Tumor Heterogeneity Induces Pro- and Anti-metastatic Myeloid Cell Phenotypes in Breast Cancer Lung Metastasis

Metastasis is a major cause of cancer-related mortality, yet targeting metastatic cells directly has been largely unsuccessful due to their plasticity and heterogeneity. Myeloid cells play diverse pro- and anti-metastatic functions and are an attractive alternative target for treating metastasis, but how tumor heterogeneity influences myeloid cell phenotypes during metastasis remains poorly understood. Here, we profiled myeloid cells from primary tumors and matched metastatic lungs of 12 heterogeneous and differentially metastatic patient-derived xenograft models of breast cancer. Comparative analysis of cell type abundances revealed distinct myeloid remodeling specific to primary tumors or metastatic lungs. Beyond compositional differences, we identified gene expression programs that were associated with metastatic burden, such as number or size of metastatic nodules, indicating distinct microenvironmental requirements for metastatic seeding and outgrowth.

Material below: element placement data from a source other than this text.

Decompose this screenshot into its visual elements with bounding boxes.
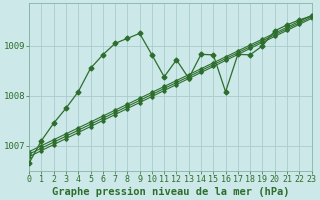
X-axis label: Graphe pression niveau de la mer (hPa): Graphe pression niveau de la mer (hPa) — [52, 186, 289, 197]
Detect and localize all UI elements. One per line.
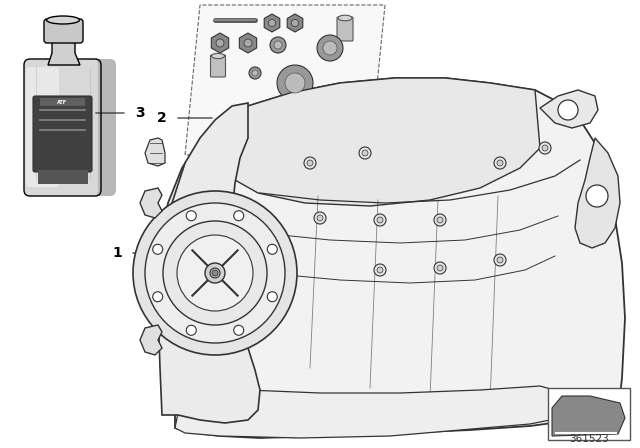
Polygon shape: [575, 138, 620, 248]
Text: ATF: ATF: [57, 99, 67, 104]
Circle shape: [153, 244, 163, 254]
Bar: [40, 98, 85, 106]
Circle shape: [268, 292, 277, 302]
Polygon shape: [158, 78, 625, 438]
Circle shape: [497, 160, 503, 166]
Circle shape: [270, 37, 286, 53]
Polygon shape: [230, 78, 540, 206]
Circle shape: [274, 41, 282, 49]
Polygon shape: [140, 325, 162, 355]
Circle shape: [307, 160, 313, 166]
Circle shape: [244, 39, 252, 47]
Bar: [548, 388, 630, 440]
FancyBboxPatch shape: [337, 17, 353, 41]
Circle shape: [234, 211, 244, 221]
Polygon shape: [287, 14, 303, 32]
Circle shape: [539, 142, 551, 154]
Circle shape: [252, 70, 258, 76]
Circle shape: [205, 263, 225, 283]
Text: 3: 3: [135, 106, 145, 120]
Circle shape: [177, 235, 253, 311]
Circle shape: [291, 19, 299, 26]
Circle shape: [434, 262, 446, 274]
Circle shape: [374, 214, 386, 226]
Circle shape: [317, 215, 323, 221]
Ellipse shape: [211, 53, 225, 59]
Circle shape: [437, 217, 443, 223]
Polygon shape: [175, 386, 570, 438]
Polygon shape: [158, 103, 260, 423]
Polygon shape: [140, 188, 162, 218]
Circle shape: [186, 211, 196, 221]
Circle shape: [249, 67, 261, 79]
Circle shape: [186, 325, 196, 335]
Circle shape: [494, 157, 506, 169]
Text: 2: 2: [157, 111, 167, 125]
FancyBboxPatch shape: [24, 59, 98, 196]
Circle shape: [497, 257, 503, 263]
FancyBboxPatch shape: [52, 59, 116, 196]
Circle shape: [163, 221, 267, 325]
Text: 361523: 361523: [569, 434, 609, 444]
Circle shape: [494, 254, 506, 266]
Polygon shape: [552, 396, 625, 436]
Circle shape: [317, 35, 343, 61]
Circle shape: [234, 325, 244, 335]
Circle shape: [542, 145, 548, 151]
Polygon shape: [145, 138, 165, 166]
Polygon shape: [48, 40, 80, 65]
Circle shape: [304, 157, 316, 169]
Circle shape: [434, 214, 446, 226]
Circle shape: [212, 270, 218, 276]
Circle shape: [216, 39, 224, 47]
Circle shape: [323, 41, 337, 55]
Circle shape: [558, 100, 578, 120]
FancyBboxPatch shape: [44, 19, 83, 43]
Circle shape: [153, 292, 163, 302]
Circle shape: [210, 268, 220, 278]
Circle shape: [377, 217, 383, 223]
Circle shape: [314, 212, 326, 224]
Circle shape: [145, 203, 285, 343]
FancyBboxPatch shape: [211, 55, 225, 77]
Circle shape: [268, 244, 277, 254]
Ellipse shape: [47, 16, 79, 24]
Circle shape: [359, 147, 371, 159]
Circle shape: [586, 185, 608, 207]
Circle shape: [285, 73, 305, 93]
Circle shape: [437, 265, 443, 271]
Ellipse shape: [338, 15, 352, 21]
Polygon shape: [264, 14, 280, 32]
Circle shape: [377, 267, 383, 273]
Circle shape: [362, 150, 368, 156]
Circle shape: [277, 65, 313, 101]
FancyBboxPatch shape: [33, 96, 92, 172]
Text: 1: 1: [112, 246, 122, 260]
Polygon shape: [239, 33, 257, 53]
Circle shape: [133, 191, 297, 355]
Circle shape: [268, 19, 276, 26]
Bar: [38, 170, 88, 184]
Polygon shape: [211, 33, 228, 53]
FancyBboxPatch shape: [26, 67, 59, 187]
Polygon shape: [540, 90, 598, 128]
Polygon shape: [185, 5, 385, 155]
Circle shape: [374, 264, 386, 276]
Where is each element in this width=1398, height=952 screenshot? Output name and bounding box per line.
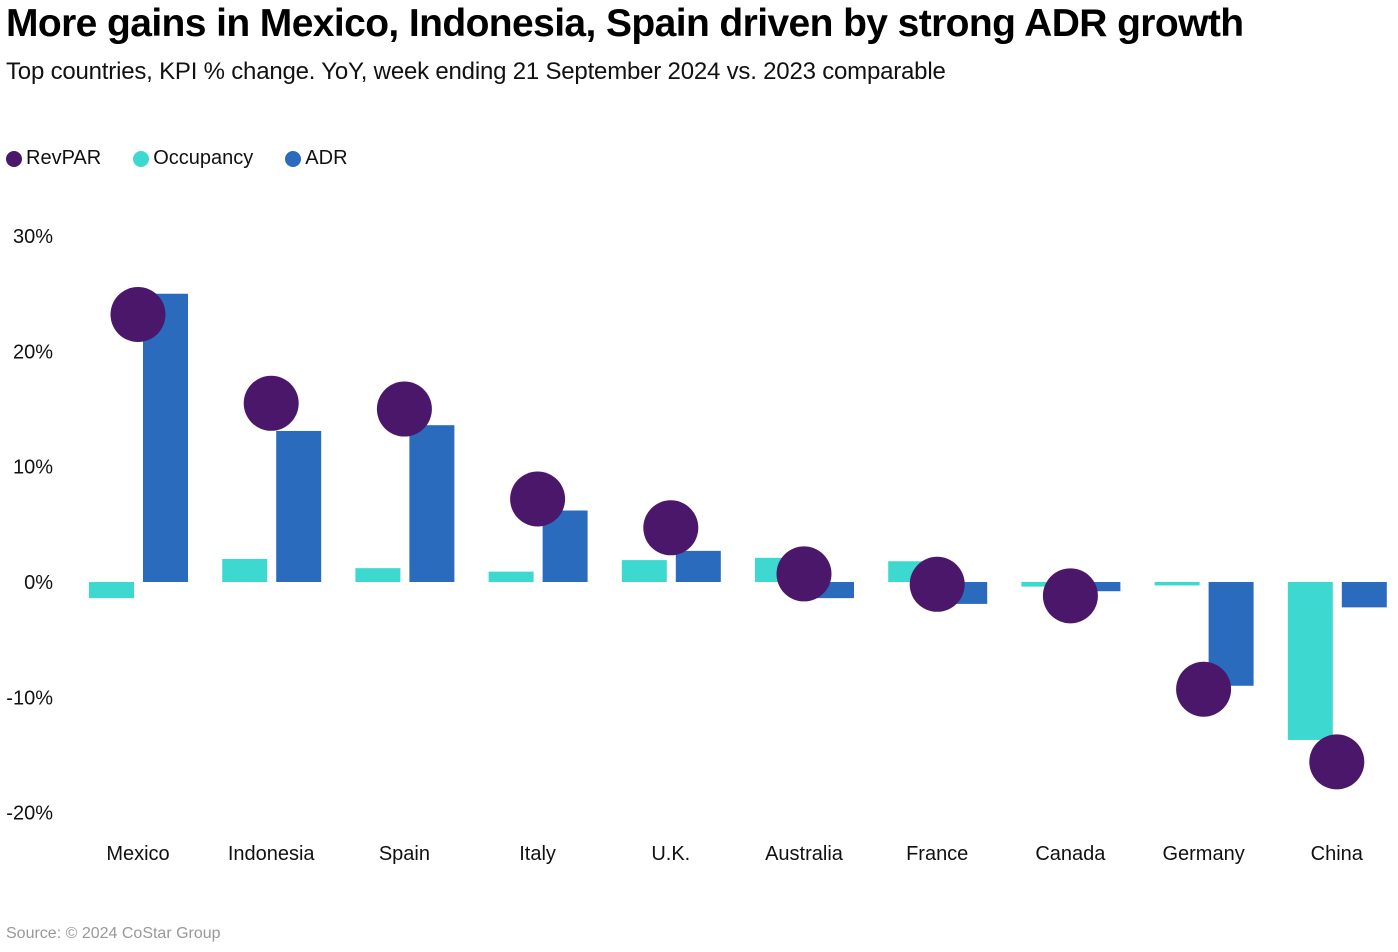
bar-occupancy-mexico[interactable] xyxy=(89,582,134,599)
dot-revpar-indonesia[interactable] xyxy=(243,375,299,431)
dot-revpar-france[interactable] xyxy=(909,556,965,612)
x-tick-label-china: China xyxy=(1311,843,1364,865)
x-tick-label-italy: Italy xyxy=(519,843,556,865)
x-tick-label-france: France xyxy=(906,843,968,865)
y-tick-label: 10% xyxy=(13,457,53,479)
chart-subtitle: Top countries, KPI % change. YoY, week e… xyxy=(6,58,946,85)
legend-item-occupancy[interactable]: Occupancy xyxy=(133,147,253,170)
y-tick-label: -10% xyxy=(6,687,53,709)
x-tick-label-u-k: U.K. xyxy=(651,843,690,865)
x-tick-label-germany: Germany xyxy=(1162,843,1244,865)
x-tick-label-indonesia: Indonesia xyxy=(228,843,316,865)
bar-occupancy-canada[interactable] xyxy=(1021,582,1067,587)
x-tick-label-spain: Spain xyxy=(379,843,430,865)
y-tick-label: 30% xyxy=(13,226,53,248)
revpar-dots xyxy=(110,287,1365,790)
bar-occupancy-germany[interactable] xyxy=(1154,582,1200,586)
dot-revpar-spain[interactable] xyxy=(376,381,432,437)
bar-adr-china[interactable] xyxy=(1341,582,1387,608)
dot-revpar-china[interactable] xyxy=(1309,734,1365,790)
y-tick-label: -20% xyxy=(6,803,53,825)
y-axis: 30% 20% 10% 0% -10% -20% xyxy=(6,226,53,825)
y-tick-label: 20% xyxy=(13,341,53,363)
legend-label-adr: ADR xyxy=(305,147,348,169)
legend-label-revpar: RevPAR xyxy=(26,147,102,169)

Examining these metastasis-associated programs using time-course datasets, we discovered an evolution from anti- to pro-metastatic monocyte phenotypes during metastatic progression. We further showed that this phenotypic shift was driven by an increase in two distinct myeloid-derived suppressor cell signatures, and a transcriptionally regulated impairment of monocyte differentiation leading to the depletion of non-classical monocytes. Our results comprehensively dissect the heterogeneity of myeloid cell phenotypes across primary tumor and metastatic sites, opening novel avenues for myeloid-targeting therapies specific to metastasis.